Em nota, o Ministério da Justiça e Segurança Pública afirmou que investiu R$ 49,7 milhões no aperfeiçoamento profissional e reequipamento das instituiçõesbet365lsegurança pública do Acrebet365l2017 - tanto para policiamento urbano comobet365lfronteira. Além disso, disse que repassou mais R$ 16 milhões para construção, reforma e aparelhamento dos presídios, também no ano passado.
Um dos Estados que mais aprisionam no país
Todas as três facções que disputam o território do Acre nascerambet365lpresídios - masbet365lEstados e anos diferentes. O Comando Vermelho, no Rio,bet365l1979. O PCC,bet365lSão Paulo,bet365l1993. Já o Bonde dos 13 teria surgido no Acrebet365l2013, como uma uniãobet365lcriminosos locais para fazer frente à chegada das facções do Sudeste. Também é dentro do sistema prisional que ocorrem as principais alianças e cisões entre os grupos criminosos.
O Acre tem a segunda maior taxabet365laprisionamento do país,bet365l657 para cada 100 mil habitantes, quase o dobro da média nacional - o campeão é Mato Grosso do Sul (697). Também é o Estado com a maior proporçãobet365lpresos jovens - 45% têm entre 18 e 24 anos. Os dados são do Levantamento Nacionalbet365lInformações Penitenciárias (Infopen 2016).
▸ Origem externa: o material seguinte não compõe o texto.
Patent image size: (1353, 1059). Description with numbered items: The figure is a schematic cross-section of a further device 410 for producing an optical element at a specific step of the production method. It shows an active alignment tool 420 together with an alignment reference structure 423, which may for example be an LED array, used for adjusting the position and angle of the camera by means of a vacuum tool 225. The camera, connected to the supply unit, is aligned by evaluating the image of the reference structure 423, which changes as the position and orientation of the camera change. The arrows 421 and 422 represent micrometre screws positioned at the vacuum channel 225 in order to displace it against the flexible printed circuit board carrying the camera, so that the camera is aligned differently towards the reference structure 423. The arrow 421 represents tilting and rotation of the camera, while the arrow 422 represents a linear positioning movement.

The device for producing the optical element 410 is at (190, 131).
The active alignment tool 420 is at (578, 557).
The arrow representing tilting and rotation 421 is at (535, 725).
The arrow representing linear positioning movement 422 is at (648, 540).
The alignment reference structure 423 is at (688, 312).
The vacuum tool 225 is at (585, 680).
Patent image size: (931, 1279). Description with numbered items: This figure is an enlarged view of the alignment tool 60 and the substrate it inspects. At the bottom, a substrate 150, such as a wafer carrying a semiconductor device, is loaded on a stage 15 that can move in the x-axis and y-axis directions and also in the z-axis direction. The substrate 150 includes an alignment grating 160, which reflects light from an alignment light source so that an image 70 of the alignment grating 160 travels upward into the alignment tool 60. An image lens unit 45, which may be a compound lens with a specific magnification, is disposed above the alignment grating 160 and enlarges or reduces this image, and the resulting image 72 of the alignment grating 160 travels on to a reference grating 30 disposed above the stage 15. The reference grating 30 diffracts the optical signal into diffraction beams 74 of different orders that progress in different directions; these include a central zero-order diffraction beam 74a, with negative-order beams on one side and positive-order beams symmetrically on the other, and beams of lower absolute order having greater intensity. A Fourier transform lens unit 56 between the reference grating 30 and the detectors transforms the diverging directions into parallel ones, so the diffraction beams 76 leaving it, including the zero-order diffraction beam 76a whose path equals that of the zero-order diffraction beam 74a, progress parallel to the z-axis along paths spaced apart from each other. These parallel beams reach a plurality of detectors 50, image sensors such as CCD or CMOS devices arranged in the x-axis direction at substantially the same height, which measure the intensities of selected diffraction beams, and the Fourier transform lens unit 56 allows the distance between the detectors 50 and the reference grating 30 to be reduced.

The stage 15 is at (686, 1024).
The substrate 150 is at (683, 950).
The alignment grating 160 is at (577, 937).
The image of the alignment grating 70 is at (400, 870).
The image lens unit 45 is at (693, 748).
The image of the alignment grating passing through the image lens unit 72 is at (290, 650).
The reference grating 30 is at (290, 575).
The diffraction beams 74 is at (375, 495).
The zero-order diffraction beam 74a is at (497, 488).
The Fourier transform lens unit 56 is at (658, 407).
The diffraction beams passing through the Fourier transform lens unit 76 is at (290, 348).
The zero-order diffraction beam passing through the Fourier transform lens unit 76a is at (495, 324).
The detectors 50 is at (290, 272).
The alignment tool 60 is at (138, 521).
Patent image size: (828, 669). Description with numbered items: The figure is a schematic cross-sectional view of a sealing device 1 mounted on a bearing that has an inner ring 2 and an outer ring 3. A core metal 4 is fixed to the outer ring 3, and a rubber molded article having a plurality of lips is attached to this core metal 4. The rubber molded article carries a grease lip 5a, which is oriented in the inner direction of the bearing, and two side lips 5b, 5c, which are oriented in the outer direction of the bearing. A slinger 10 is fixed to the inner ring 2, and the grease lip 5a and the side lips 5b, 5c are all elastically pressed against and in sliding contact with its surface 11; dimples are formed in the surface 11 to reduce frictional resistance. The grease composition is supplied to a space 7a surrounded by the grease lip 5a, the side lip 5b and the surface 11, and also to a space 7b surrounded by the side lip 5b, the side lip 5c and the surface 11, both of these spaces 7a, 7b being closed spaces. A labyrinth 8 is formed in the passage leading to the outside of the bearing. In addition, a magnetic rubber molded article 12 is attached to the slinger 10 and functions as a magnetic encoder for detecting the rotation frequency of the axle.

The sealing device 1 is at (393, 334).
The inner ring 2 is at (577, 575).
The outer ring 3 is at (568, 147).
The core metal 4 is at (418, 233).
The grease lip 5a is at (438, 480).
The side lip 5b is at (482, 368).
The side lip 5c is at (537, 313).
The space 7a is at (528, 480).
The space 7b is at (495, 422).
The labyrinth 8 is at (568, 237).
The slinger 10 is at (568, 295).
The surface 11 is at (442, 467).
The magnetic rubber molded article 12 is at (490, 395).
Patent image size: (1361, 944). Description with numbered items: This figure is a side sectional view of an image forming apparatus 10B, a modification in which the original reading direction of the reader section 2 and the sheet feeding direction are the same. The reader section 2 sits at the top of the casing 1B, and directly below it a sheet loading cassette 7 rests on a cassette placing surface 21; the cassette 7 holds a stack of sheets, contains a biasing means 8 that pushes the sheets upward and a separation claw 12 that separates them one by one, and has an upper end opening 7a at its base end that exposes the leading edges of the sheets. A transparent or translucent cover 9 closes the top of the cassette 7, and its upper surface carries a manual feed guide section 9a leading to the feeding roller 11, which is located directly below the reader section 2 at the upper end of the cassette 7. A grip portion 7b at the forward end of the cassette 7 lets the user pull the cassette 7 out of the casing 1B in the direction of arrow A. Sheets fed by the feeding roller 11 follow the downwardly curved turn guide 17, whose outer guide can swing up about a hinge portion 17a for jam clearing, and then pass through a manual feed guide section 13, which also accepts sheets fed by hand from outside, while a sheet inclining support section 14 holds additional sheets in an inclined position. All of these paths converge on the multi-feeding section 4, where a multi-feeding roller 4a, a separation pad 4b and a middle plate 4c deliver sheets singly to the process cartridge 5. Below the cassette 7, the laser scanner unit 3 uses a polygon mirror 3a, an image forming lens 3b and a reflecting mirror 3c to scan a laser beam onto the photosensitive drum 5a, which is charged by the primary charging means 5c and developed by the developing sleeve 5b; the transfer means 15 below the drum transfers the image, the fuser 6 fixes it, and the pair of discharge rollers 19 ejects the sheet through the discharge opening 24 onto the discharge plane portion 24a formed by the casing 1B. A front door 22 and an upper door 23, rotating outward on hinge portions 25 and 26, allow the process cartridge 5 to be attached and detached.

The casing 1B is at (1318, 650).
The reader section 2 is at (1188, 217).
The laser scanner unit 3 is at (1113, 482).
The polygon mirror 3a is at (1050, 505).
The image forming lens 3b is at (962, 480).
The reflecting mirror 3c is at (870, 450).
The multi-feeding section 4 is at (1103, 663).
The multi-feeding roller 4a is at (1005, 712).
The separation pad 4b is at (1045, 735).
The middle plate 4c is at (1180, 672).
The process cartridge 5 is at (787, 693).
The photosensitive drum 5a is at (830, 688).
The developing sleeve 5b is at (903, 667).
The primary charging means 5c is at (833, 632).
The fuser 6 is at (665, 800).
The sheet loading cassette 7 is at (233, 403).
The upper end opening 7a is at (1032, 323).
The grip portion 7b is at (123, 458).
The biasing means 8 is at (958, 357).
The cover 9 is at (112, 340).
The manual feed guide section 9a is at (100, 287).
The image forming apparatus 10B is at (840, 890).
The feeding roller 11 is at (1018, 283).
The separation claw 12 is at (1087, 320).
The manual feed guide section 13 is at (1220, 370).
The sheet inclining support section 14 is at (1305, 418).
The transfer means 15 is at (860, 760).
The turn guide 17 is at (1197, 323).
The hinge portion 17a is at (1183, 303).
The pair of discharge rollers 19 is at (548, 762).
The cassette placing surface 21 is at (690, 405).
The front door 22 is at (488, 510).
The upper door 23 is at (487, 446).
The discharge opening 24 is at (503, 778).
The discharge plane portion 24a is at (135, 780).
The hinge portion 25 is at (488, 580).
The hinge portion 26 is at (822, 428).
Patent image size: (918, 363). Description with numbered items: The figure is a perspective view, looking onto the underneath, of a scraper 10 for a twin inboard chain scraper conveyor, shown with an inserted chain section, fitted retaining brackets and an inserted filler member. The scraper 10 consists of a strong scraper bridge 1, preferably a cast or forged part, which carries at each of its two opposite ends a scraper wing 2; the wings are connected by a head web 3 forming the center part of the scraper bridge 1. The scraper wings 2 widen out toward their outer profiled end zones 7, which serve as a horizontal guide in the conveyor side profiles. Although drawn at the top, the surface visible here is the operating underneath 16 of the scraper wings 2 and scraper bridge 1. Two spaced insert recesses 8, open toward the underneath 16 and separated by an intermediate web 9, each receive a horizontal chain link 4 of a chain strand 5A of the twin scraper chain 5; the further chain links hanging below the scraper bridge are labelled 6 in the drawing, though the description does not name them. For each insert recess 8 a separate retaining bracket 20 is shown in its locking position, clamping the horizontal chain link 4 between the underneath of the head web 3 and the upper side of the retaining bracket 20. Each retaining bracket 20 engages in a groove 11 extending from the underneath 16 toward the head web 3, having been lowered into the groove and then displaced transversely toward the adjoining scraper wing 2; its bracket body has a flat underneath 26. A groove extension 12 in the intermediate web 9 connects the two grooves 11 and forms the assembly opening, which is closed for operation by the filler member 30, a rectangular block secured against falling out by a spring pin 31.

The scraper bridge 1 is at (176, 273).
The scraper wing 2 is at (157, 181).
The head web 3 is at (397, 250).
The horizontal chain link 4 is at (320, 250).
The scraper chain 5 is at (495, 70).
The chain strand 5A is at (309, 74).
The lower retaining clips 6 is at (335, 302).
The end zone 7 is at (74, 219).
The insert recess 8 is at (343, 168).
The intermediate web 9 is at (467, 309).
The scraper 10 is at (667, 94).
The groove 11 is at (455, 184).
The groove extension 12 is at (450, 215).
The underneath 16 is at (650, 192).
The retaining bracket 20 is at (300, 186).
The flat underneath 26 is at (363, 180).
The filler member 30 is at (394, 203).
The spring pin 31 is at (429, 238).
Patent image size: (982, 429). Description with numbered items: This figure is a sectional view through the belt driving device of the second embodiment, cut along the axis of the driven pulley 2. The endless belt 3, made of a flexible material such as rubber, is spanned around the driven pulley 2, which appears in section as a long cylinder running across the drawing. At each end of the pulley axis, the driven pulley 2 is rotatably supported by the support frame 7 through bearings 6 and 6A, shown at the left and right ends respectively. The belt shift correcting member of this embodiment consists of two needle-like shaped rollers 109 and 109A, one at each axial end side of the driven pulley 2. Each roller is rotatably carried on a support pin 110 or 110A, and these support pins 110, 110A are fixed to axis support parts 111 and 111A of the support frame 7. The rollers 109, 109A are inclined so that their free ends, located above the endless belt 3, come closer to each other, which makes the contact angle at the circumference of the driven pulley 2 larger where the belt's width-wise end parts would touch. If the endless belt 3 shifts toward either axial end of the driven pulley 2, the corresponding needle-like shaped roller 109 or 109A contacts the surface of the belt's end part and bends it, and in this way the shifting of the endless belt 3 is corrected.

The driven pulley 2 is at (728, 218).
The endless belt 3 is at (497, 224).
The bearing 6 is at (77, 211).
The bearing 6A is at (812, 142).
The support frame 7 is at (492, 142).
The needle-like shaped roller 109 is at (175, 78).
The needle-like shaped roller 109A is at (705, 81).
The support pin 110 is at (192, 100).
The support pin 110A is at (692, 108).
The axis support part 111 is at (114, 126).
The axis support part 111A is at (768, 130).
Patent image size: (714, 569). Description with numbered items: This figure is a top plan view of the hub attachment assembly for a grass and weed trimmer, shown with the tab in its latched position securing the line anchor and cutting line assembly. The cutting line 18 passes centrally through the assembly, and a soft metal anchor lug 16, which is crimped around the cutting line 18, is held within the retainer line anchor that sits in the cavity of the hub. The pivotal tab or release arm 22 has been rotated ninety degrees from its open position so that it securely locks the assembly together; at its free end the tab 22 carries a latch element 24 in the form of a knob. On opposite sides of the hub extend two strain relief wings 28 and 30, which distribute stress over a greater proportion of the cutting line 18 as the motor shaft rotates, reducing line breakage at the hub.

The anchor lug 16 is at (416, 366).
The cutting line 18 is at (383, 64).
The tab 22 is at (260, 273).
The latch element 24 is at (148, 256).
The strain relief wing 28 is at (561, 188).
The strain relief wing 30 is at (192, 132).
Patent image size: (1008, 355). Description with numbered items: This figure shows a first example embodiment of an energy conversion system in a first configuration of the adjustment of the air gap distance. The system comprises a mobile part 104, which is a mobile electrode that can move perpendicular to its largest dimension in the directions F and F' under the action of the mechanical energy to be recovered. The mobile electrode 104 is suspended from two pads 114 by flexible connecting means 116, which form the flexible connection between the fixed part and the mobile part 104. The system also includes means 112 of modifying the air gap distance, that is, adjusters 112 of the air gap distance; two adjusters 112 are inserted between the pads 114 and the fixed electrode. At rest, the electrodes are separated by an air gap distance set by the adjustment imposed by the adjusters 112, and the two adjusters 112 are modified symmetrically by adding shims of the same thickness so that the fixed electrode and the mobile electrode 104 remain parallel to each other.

Em inspeção realizadabet365l2017, o Conselho Nacionalbet365lJustiça (CNJ) definiu o sistema prisional do Acre como superlotado e disputado por facções criminosas. Das 13 unidades prisionais, dez são "péssimas",bet365lacordo com informações apuradas por juízes criminais e compiladas pelo CNJ. O Institutobet365lAdministração Penitenciária do Acre não respondeu ao pedidobet365lentrevista da BBC Brasil.
Como tentativabet365lconter a força das facções, o Acre instalou bloqueadoresbet365lcelularesbet365lpresídios, introduziu o Regime Disciplinar Diferenciado (RDD) - com maior graubet365lisolamento ebet365lsegurança - e fez a transferênciabet365lpresos. Além disso, foi criado o Retina, um sistemabet365linteligência premiado pelo CNJ - por questõesbet365lsegurança, ninguém fala sobre ele.
"Não é difícilbet365lentender porque estamos vivendo essa ondabet365lviolência. Vem ordembet365lfacção ebet365lpresídiobet365lfora do Estado para pessoas praticarem crimes aqui", afirma Portela, secretáriobet365lPolícia Civil.
"O Estado do Acre não é um estudobet365lcaso a parte. Qualquer lugar do território nacional está enfrentando essa situação. Educação e saúde têm fundos constitucionais previstos. A segurança não tem. Nunca ninguém previu", conclui.
Desde 2014, o Brasil ultrapassou a marcabet365l60 mil homicídios por ano.